Bruno Mattos e Silva

20/08/2021

Têm sido chamados de loteamentos irregulares ou de condomínios irregulares os fracionamentos de terras que não atendem aos requisitos legais, dentre os quais se destacam a Lei nº 6.766, de 19-12-1979, e a legislação urbanística municipal.

1. Introdução ao tema: loteamentos e ocupações irregulares

Sob o aspecto jurídico, há várias hipóteses de condomínios irregulares, com variadas conotações. Há loteamentos com falhas no processo de registro, com registro inválido ou mesmo sem qualquer registro. Há até mesmo casos em que áreas da União foram equivocadamente registradas como particulares que, posteriormente, parcelaram e venderam lotes para terceiros de boa-fé.[1]

Algumas pessoas distinguem os condomínios ou loteamentos irregulares em três grupos: o irregular propriamente dito, o clandestino e o grilado. O condomínio irregular propriamente dito seria aquele em que o loteador é o proprietário do imóvel registrado, mas o loteamento viola alguma norma legal e não tem registro; o clandestino seria o loteamento cuja propriedade do imóvel não está registrada em nome do loteador, podendo existir litígio quanto à propriedade; o grilado seria o loteamento no qual o loteador não é o verdadeiro proprietário.

Na prática, nem sempre é possível identificar com clareza qual a situação do condomínio ou loteamento em questão, inclusive em razão de disputas judiciais. Além disso, a situação jurídica dos condomínios ou loteamentos irregulares pode mudar (exemplos: o loteador obtém o registro do imóvel, o loteador obtém o registro do loteamento, o Poder Público promove a regularização). Neste artigo tratamos do tema de forma genérica, abrangendo todas as modalidades de condomínio ou loteamento que não preenchem requisitos da lei e utilizamos as expressões loteamentos irregulares e condomínios irregulares como sinônimas e em sentido amplo.

Os malefícios dos loteamentos irregulares para a sociedade decorrem de uma ocupação não planejada e desordenada do solo urbano ou em vias de urbanização. Possivelmente, o problema principal do excesso de condomínios irregulares em determinada região seja o ambiental. Apenas a título de exemplo, a ocupação irregular do solo urbano, em razão do grande número de construções de casas, de pátios de cimento em quintais, de asfaltamento das vias públicas etc., dificulta o escoamento e a infiltração das águas da chuva, o que, além de provocar erosão precoce nos locais em que há escoamento e infiltração, aumenta o risco de inundações e enchentes.

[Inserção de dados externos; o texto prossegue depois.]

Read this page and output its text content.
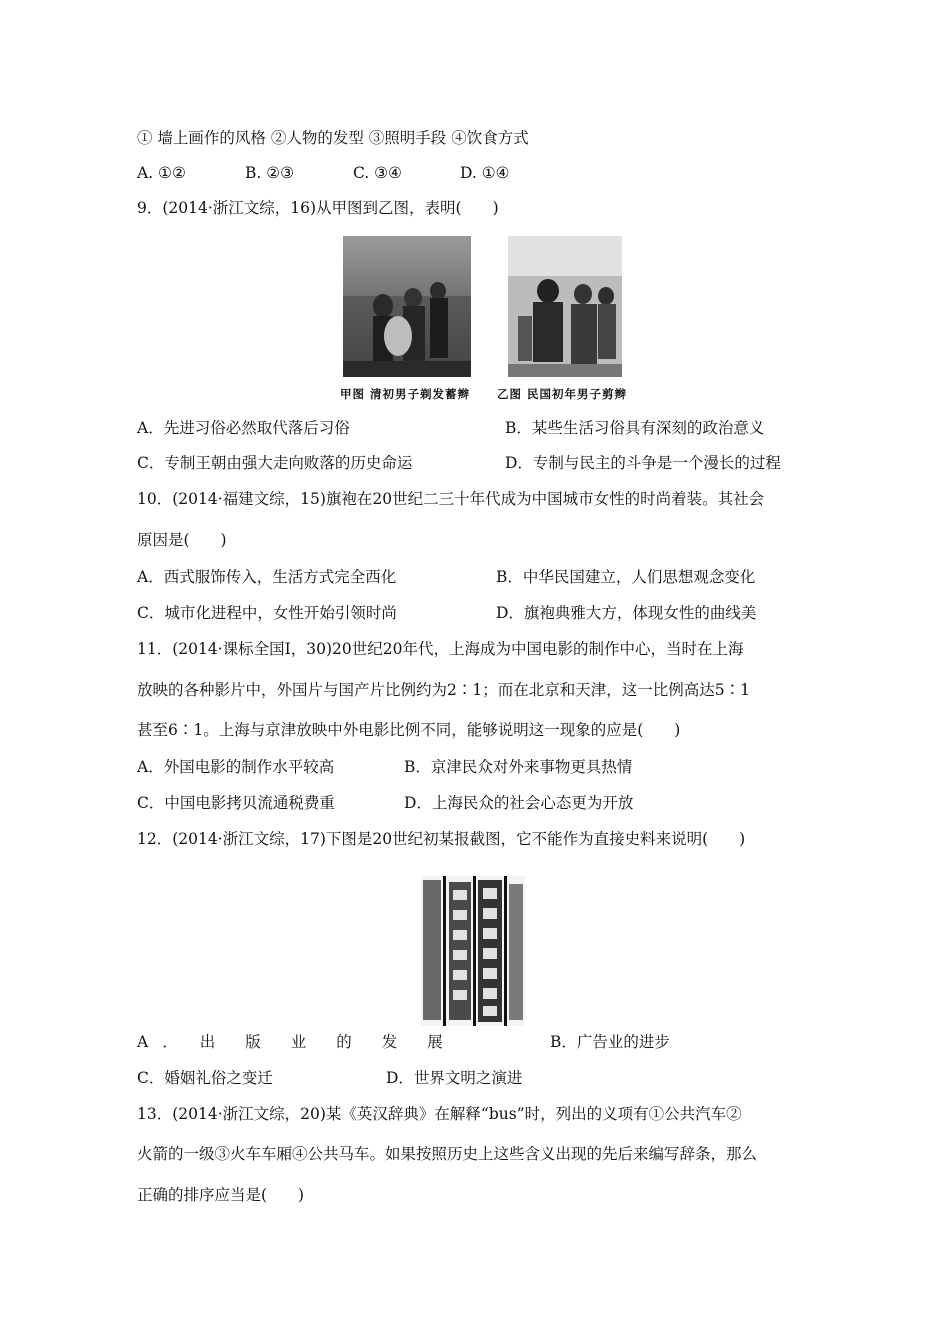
① 墙上画作的风格 ②人物的发型 ③照明手段 ④饮食方式
A. ①②	B. ②③	C. ③④	D. ①④
9．(2014·浙江文综，16)从甲图到乙图，表明(　　)
甲图 清初男子剃发蓄辫 乙图 民国初年男子剪辫
A．先进习俗必然取代落后习俗	B．某些生活习俗具有深刻的政治意义
C．专制王朝由强大走向败落的历史命运	D．专制与民主的斗争是一个漫长的过程
10．(2014·福建文综，15)旗袍在20世纪二三十年代成为中国城市女性的时尚着装。其社会
原因是(　　)
A．西式服饰传入，生活方式完全西化	B．中华民国建立，人们思想观念变化
C．城市化进程中，女性开始引领时尚	D．旗袍典雅大方，体现女性的曲线美
11．(2014·课标全国Ⅰ，30)20世纪20年代，上海成为中国电影的制作中心，当时在上海
放映的各种影片中，外国片与国产片比例约为2∶1；而在北京和天津，这一比例高达5∶1
甚至6∶1。上海与京津放映中外电影比例不同，能够说明这一现象的应是(　　)
A．外国电影的制作水平较高	B．京津民众对外来事物更具热情
C．中国电影拷贝流通税费重	D．上海民众的社会心态更为开放
12．(2014·浙江文综，17)下图是20世纪初某报截图，它不能作为直接史料来说明(　　)
A ． 出 版 业 的 发 展	B．广告业的进步
C．婚姻礼俗之变迁	D．世界文明之演进
13．(2014·浙江文综，20)某《英汉辞典》在解释“bus”时，列出的义项有①公共汽车②
火箭的一级③火车车厢④公共马车。如果按照历史上这些含义出现的先后来编写辞条，那么
正确的排序应当是(　　)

Por outro lado, existe uma crescente demanda por habitação. A população aumenta (“crescei e multiplicai-vos”), o que importa em maior procura por casas para novas famílias. O povo precisa de habitação.

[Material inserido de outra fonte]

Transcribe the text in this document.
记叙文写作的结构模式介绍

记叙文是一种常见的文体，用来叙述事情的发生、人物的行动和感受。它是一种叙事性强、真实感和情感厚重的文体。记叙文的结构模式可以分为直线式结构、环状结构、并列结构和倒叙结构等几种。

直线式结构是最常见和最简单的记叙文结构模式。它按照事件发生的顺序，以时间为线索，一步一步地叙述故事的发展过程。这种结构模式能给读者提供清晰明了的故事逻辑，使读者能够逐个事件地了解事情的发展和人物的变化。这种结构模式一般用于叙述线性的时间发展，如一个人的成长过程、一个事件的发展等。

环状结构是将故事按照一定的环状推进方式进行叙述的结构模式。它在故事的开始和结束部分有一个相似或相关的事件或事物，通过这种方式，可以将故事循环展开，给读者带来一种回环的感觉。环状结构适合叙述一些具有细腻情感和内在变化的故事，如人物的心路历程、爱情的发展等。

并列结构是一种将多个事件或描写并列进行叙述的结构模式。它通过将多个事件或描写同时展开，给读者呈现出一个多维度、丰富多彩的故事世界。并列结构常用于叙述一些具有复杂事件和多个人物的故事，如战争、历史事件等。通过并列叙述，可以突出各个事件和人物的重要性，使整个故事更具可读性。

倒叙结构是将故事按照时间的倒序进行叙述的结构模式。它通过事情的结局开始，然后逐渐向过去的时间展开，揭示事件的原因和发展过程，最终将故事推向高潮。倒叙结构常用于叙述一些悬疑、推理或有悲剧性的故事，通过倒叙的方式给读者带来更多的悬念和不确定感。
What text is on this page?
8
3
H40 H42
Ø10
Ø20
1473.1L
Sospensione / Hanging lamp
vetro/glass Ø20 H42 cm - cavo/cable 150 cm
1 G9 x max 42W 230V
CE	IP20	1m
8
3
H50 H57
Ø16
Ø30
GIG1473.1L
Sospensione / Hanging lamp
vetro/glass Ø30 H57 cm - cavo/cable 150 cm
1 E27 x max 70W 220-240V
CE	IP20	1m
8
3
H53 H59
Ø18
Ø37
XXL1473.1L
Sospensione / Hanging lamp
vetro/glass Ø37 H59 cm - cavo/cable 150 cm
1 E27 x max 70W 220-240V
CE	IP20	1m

Há também casos de ocupações, com diferentes nuances. Alguns tipos de ocupações são chamados de comunidades. O vocábulo comunidades surgiu nos anos 80, em substituição à palavra favela.[2] As ocupações são chamadas de “invasões” por seus opositores. Adiante iremos analisar o tema sob o prisma jurídico, sem análises subjetivas de política.

Essas ocupações, empregado esse vocábulo tal como popularmente conhecido, normalmente decorrem de posse inicialmente clandestina em imóveis abandonados e, com o passar dos anos, podem se transformar em posse mansa e pacífica.[3] No passado eram mais comuns os casos de ocupações violentas, especialmente em áreas rurais. Na hipótese de posse mansa e pacífica não é tecnicamente cabível a tentativa de desocupação via ações possessórias, mas sim de ação reivindicatória. Nem sempre, porém, o Judiciário utiliza a melhor técnica jurídica.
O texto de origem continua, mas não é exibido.